Key inclusion criteria included patients with advanced solid tumors (not hematologic malignancy), either relapsed after standard therapy or without standard therapy available. Patients must have had one of the following pre-identified somatic molecular aberrations predicted to be activating or pathogenic as performed in the Clinical Laboratory Improvement Amendments (CLIA) environment and suitable for enrollment: EGFR mutation/amplification, HER-2 mutation/amplification, HER-3/4 mutation or KRAS mutation; age 18 years or older; measurable disease by Response Evaluation Criteria in Solid Tumors (RECIST) v1.1; ECOG status ≤ 1; with adequate organ functions including absolute neutrophils > 1500 cells/uL, platelets ≥ 100,000/uL, hemoglobin ≥ 9 g/dL, total bilirubin ≤ 1.5 × upper limit of normal (ULN), serum creatinine < 1.5 × ULN and alanine transaminase (ALT) ≤ 2.5 × ULN (≤ 5 × ULN if with liver metastases); patients that are of child-bearing potential must agree to use adequate contraception. Key exclusion criteria included concurrent chemotherapy treatment; uncontrolled illness such as active infection requiring intravenous (IV) antibiotics; any clinically significant heart conditions or gastrointestinal abnormalities that may alter absorption or inability to swallow pills; skin rash > grade 1; albumin < 3 gm/dL; or, history of retinal disorder, dry eye syndrome or blurry vision not evaluated and cleared by ophthalmology prior to starting treatment.
Genomic eligibility
All genomic alterations in eligible genes were reviewed by the MD Anderson Precision Oncology Decision Support (PODS) prior to patient enrollment. Alterations were researched within the published literature for any known effect on function, stability, expression, or therapeutic sensitivity. Alterations were then classified for their functional significance and variant-level actionability, as previously described [23].

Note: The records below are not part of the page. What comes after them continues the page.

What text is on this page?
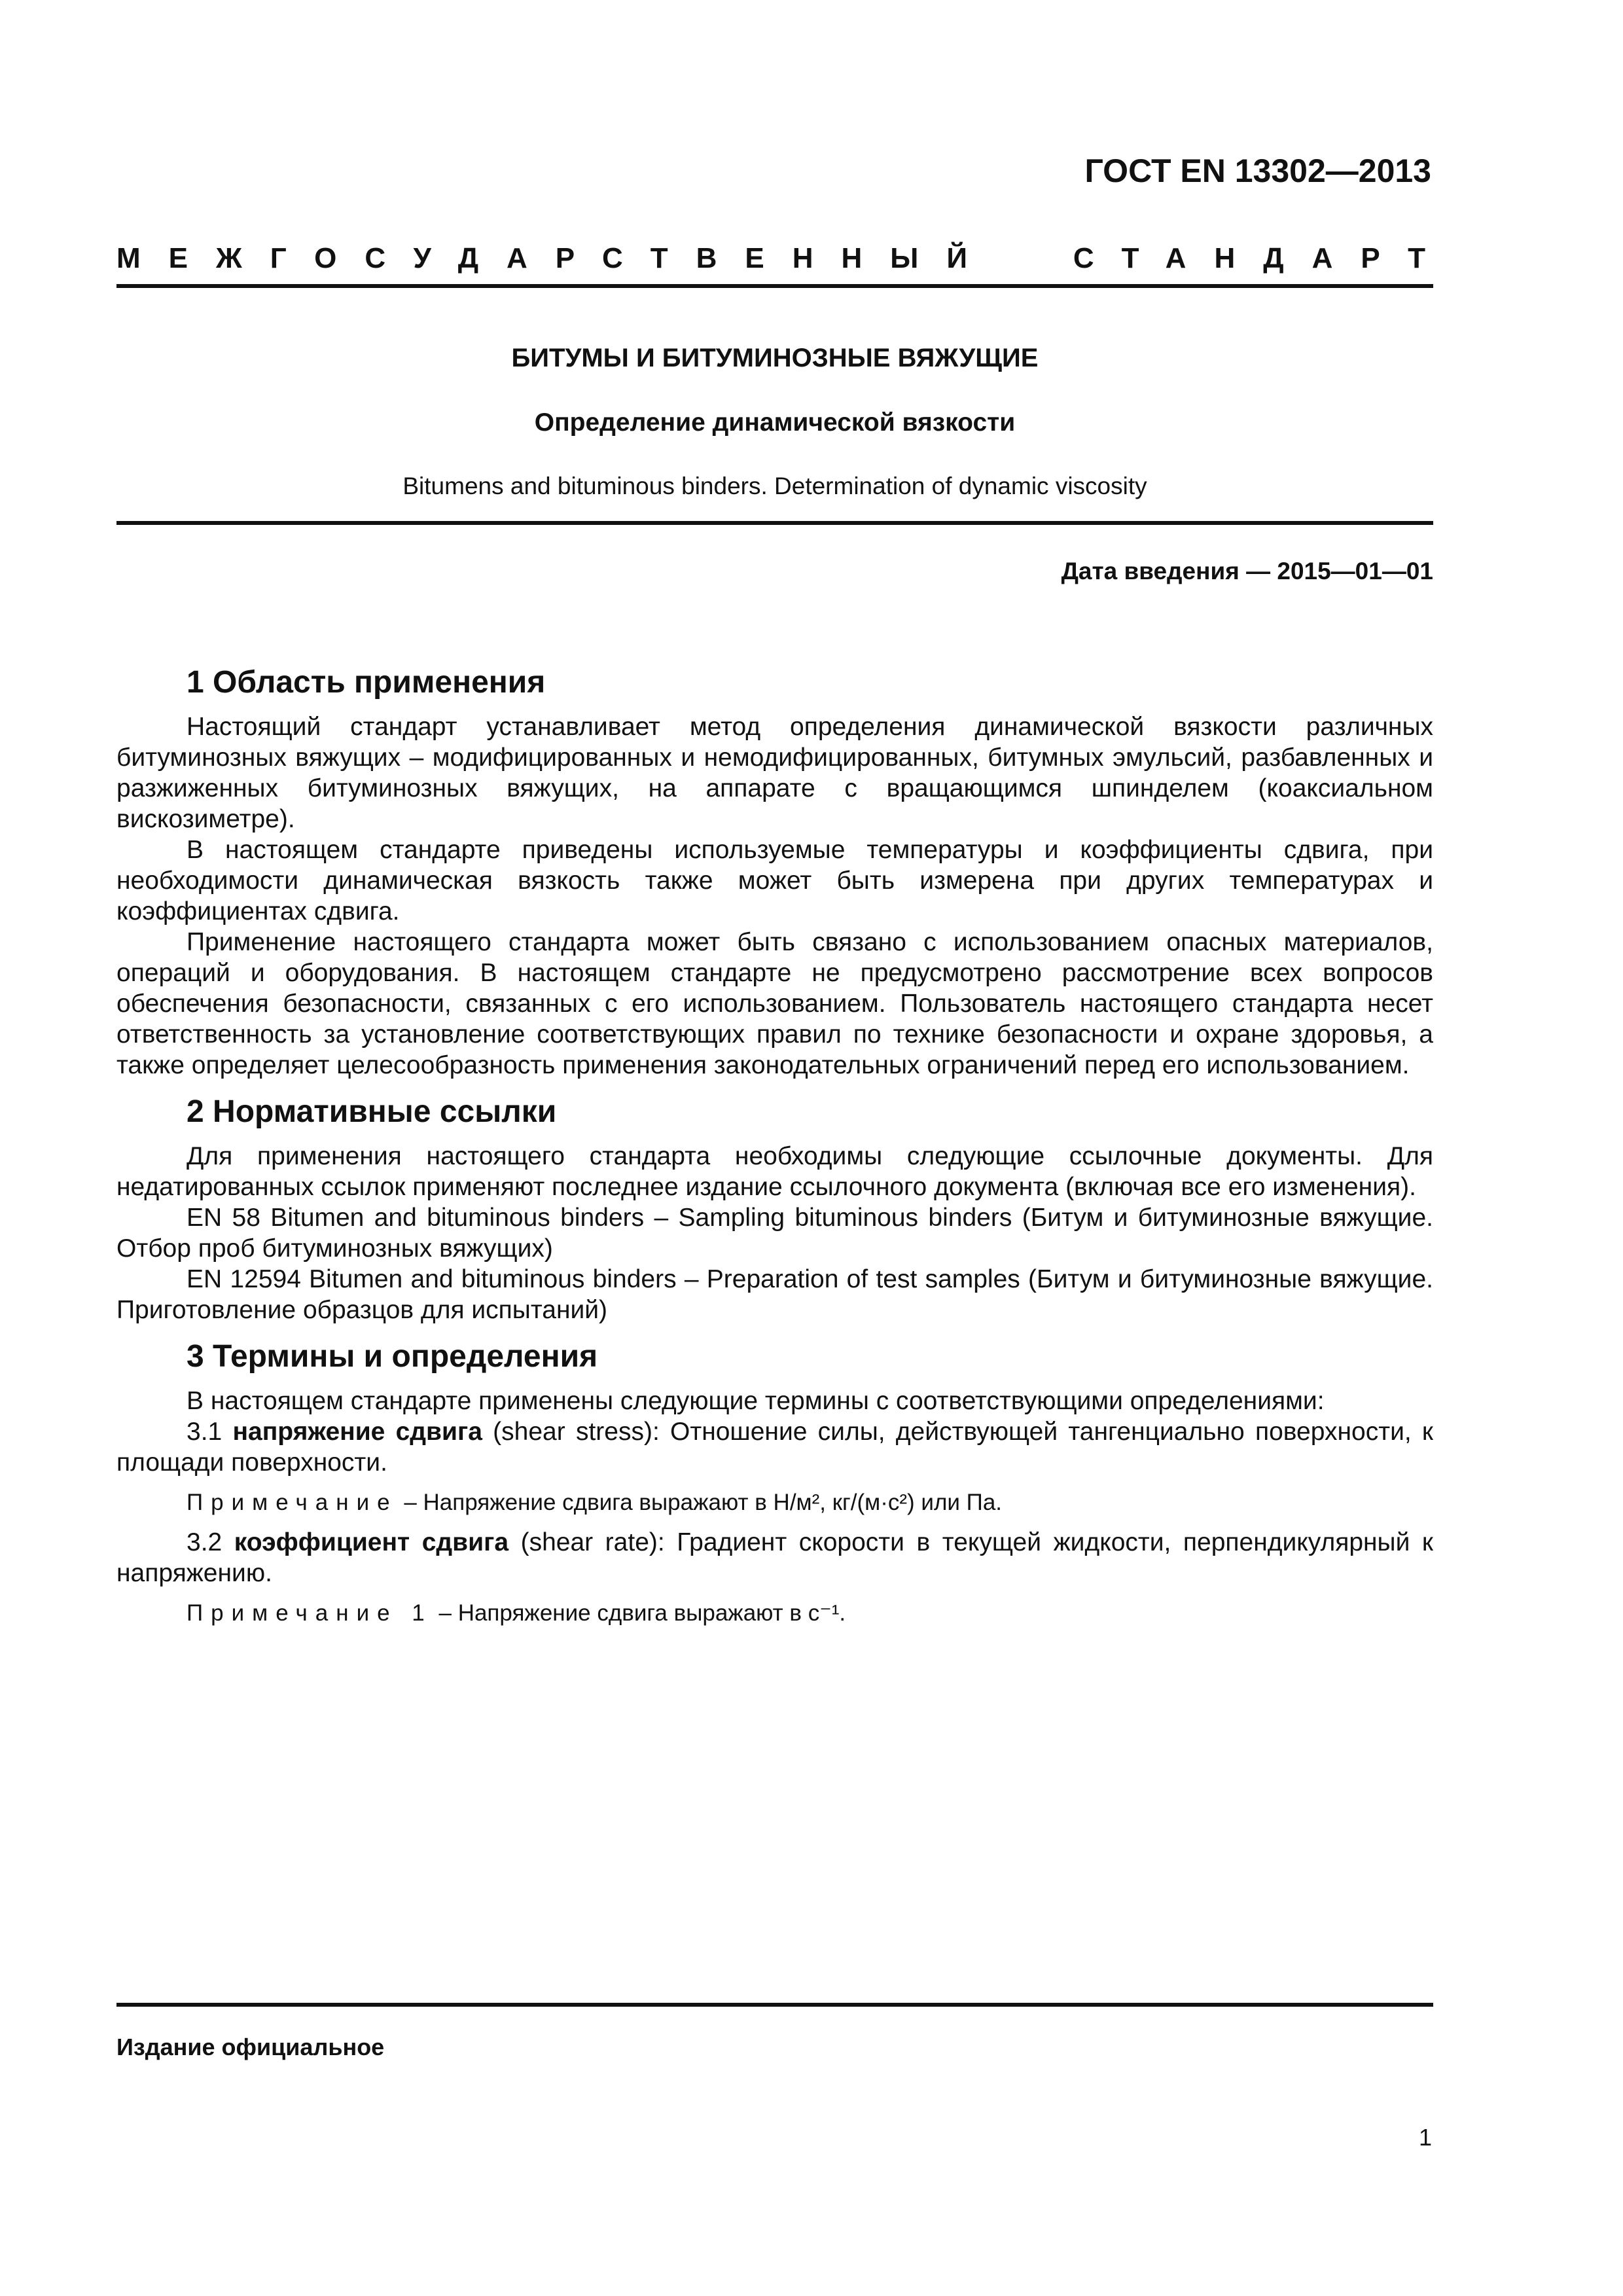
ГОСТ EN 13302—2013
МЕЖГОСУДАРСТВЕННЫЙ	СТАНДАРТ
БИТУМЫ И БИТУМИНОЗНЫЕ ВЯЖУЩИЕ
Определение динамической вязкости
Bitumens and bituminous binders. Determination of dynamic viscosity
Дата введения — 2015—01—01
1 Область применения

Настоящий стандарт устанавливает метод определения динамической вязкости различных битуминозных вяжущих – модифицированных и немодифицированных, битумных эмульсий, разбавленных и разжиженных битуминозных вяжущих, на аппарате с вращающимся шпинделем (коаксиальном вискозиметре).

В настоящем стандарте приведены используемые температуры и коэффициенты сдвига, при необходимости динамическая вязкость также может быть измерена при других температурах и коэффициентах сдвига.

Применение настоящего стандарта может быть связано с использованием опасных материалов, операций и оборудования. В настоящем стандарте не предусмотрено рассмотрение всех вопросов обеспечения безопасности, связанных с его использованием. Пользователь настоящего стандарта несет ответственность за установление соответствующих правил по технике безопасности и охране здоровья, а также определяет целесообразность применения законодательных ограничений перед его использованием.

2 Нормативные ссылки

Для применения настоящего стандарта необходимы следующие ссылочные документы. Для недатированных ссылок применяют последнее издание ссылочного документа (включая все его изменения).

EN 58 Bitumen and bituminous binders – Sampling bituminous binders (Битум и битуминозные вяжущие. Отбор проб битуминозных вяжущих)

EN 12594 Bitumen and bituminous binders – Preparation of test samples (Битум и битуминозные вяжущие. Приготовление образцов для испытаний)

3 Термины и определения

В настоящем стандарте применены следующие термины с соответствующими определениями:

3.1 напряжение сдвига (shear stress): Отношение силы, действующей тангенциально поверхности, к площади поверхности.

Примечание – Напряжение сдвига выражают в Н/м², кг/(м·с²) или Па.

3.2 коэффициент сдвига (shear rate): Градиент скорости в текущей жидкости, перпендикулярный к напряжению.

Примечание 1 – Напряжение сдвига выражают в с⁻¹.

Издание официальное
1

Assessment of tumor response
Baseline radiographic imaging (e.g., computed tomography (CT) scan or magnetic resonance imaging (MRI)) was performed within four weeks of the start of treatment. Tumor measurements were performed on patients at baseline and at the end of every two cycles (three cycles after 24 weeks). Measurable target lesions were evaluated for response using RECIST v1.1. For purposes of this report, prolonged stable disease (SD) was defined as lasting ≥ 16 weeks.
Pharmacokinetics
Pharmacokinetic (PK) analysis for trametinib and neratinib was performed on cycle 1, day 15 with blood samples for neratinib and trametinib collected at pre-dose, 1, 3, 4, 6, 8- and 24-h post-dose. Trametinib and neratinib plasma concentrations were quantified using a validated tandem LC/MS assay as described [24, 25]. PK parameters for trametinib and neratinib were determined using noncompartmental analysis methods using Phoenix WinNonlin 8.1 (Certara USA Inc, Princeton, NJ, USA).
Results
Patient characteristics
Between the period of November 2017 and March 2020, a total of 20 patients with advanced solid tumor were enrolled to receive combination therapy with neratinib and trametinib. The demographic and clinical characteristics of the patients are summarized in Table 1. The median age of patients was 50.5 years (range 26–71 years) with the majority being female (60%). The median number of prior systemic therapies was 3 (range 1–11). Five (25%) patients had received prior therapy with either EGFR (n = 1) or HER-2 targeted therapies (n = 4). The most common malignancies were colorectal cancer (n = 10, 50%), ovarian cancer (n = 3, 15%) and esophageal cancer (n = 2, 10%).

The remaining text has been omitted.